Now the Write Stuff has birthed a second book, Anita’s Ithaca Diaries, which she describes as “my new coming-of-age memoir of college in the wild-and-wooly 1960s. It’s timely in light of Ferguson; demonstrations against sexism, racism and climate change on college campuses; and concerns about US military involvement, abroad.” Ithaca is of course home to Cornell, where Anita arrived as a dewy-eyed freshman in the fall of 1966, those heady days before American campuses erupted in riots, sit-ins and protests. She arrived “carrying the pink suitcase she’d received as a bat mitzvah gift and wound up leading a demonstration against the military, on graduation day.”

Anita’s college days were in some ways typical, with challenging classwork, roommate issues, making friends, a lot of introspection of the “who am I?” variety. But her college road diverged into the anger and violence of campus protests, building take-overs, a burned dormitory, students carrying weapons, and explosion onto the national scene. Hardly the rather rural educational experience her parents no doubt expected for her.

She writes of these events with an engaging style, combining entries from journals she kept at the time, research into national and Cornell newspapers and other publications, interviews with professors and alumni, and she documents it all carefully with cited sources. Ithaca Diaries would be a good book if it “just” told Anita’s story. It goes far beyond that, though, weaving her experience into the national fabric that was the violent 1960s.

Her story isn’t all violence and terror, though. She writes of classic student experiences with often laugh-out-loud humor, and her tale of travel through Europe will resonate with those who have one of those junior-year-abroad semesters on their résumés.

As Ithaca Diaries took shape, Write Stuffers commented on each of the chapters, not always in chronological order, making suggestions for improvements and clarifications. When the manuscript was finally polished, Anita decided to publish it with the backing of a social media fundraising campaign at Kickstarter. Funds donated by 82 backers paid for indexing and final editing, among other essential aspects of nonfiction books; the administration of Kickstarter liked the project and highlighted it on their website, allowing her to raise more than the required minimum.

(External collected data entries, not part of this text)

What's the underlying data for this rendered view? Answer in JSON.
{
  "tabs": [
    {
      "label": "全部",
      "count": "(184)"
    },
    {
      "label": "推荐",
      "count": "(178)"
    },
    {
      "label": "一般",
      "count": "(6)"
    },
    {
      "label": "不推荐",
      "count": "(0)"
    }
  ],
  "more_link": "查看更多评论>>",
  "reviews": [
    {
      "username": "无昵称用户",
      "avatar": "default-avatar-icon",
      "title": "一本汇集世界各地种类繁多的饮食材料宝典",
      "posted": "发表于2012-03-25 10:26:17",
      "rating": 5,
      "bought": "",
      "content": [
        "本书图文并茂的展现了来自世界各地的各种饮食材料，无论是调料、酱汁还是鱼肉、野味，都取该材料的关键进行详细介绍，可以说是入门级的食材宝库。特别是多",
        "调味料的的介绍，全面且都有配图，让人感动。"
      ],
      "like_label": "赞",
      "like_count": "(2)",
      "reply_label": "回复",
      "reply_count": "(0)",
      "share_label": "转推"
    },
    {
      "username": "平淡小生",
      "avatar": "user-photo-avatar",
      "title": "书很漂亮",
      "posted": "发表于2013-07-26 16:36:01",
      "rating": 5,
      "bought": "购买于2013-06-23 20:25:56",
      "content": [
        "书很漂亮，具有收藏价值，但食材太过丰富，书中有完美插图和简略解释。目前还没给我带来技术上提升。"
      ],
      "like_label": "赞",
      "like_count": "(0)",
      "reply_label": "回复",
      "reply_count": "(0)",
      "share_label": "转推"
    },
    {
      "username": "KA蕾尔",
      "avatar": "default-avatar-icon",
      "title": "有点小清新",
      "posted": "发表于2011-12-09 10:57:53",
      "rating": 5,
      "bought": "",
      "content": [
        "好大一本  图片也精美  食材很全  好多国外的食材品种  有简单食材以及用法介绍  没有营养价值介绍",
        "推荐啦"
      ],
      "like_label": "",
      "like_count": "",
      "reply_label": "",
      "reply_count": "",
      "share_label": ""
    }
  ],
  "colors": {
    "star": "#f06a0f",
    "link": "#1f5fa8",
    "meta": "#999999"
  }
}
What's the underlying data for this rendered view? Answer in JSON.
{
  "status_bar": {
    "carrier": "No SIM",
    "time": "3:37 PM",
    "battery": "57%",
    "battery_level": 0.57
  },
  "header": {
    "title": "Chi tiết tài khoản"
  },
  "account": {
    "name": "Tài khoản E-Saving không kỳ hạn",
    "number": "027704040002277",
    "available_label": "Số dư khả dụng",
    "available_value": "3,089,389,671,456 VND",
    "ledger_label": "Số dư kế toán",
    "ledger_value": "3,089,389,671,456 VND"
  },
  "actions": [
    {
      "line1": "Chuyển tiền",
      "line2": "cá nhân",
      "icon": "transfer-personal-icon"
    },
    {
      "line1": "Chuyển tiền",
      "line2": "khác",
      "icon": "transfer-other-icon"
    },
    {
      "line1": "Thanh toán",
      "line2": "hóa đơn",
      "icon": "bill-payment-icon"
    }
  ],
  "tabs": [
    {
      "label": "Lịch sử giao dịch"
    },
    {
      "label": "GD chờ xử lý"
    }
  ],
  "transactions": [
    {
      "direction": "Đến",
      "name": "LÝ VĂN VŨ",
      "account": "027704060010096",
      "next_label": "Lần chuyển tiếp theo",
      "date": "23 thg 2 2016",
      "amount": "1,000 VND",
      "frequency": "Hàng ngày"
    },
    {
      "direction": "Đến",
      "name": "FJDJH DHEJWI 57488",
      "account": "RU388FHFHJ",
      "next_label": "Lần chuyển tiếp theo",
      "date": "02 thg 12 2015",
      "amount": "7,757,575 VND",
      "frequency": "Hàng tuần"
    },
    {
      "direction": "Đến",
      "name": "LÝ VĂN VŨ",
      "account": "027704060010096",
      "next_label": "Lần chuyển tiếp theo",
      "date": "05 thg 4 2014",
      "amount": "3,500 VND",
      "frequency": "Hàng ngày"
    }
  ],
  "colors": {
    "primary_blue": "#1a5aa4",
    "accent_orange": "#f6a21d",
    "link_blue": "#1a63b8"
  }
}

After graduating from Cornell, Anita became a journalist, covering feminism, law, justice and environmental affairs for news outlets such as Newsday, PBS, MacNeil/Lehrer, as well as writing commentary for NPR and other media. She is an award-winning journalist, holds a degree from the Columbia University School of Journalism and was a Nieman Fellow at Harvard. She has taught journalism and writing at Harvard and Yale Universities and at Simmons College.  Currently, she is a writer and communications consultant based in Cambridge.  A new edition of her first book, Broken Patterns, Professional Women and the Quest for a New Feminine Identity, was published in 2014; the Write Stuff also worked with her on updating that book.

            Ithaca Diaries is both classic and fresh, an engaging story that will resonate with those who lived through those tumultuous times and those who want to understand them better. For we who lived through it, it’s daunting to think that this is now “history.” Believe it or not, this month marks the 45th anniversary of the National Guard shootings at Kent State in Ohio. Anita Harris tells a remarkable story that is both unique and universal.

Originally published in the May 2015 issue of Lincoln Review.
Reprinted here by  permission of Jeanne Bracken.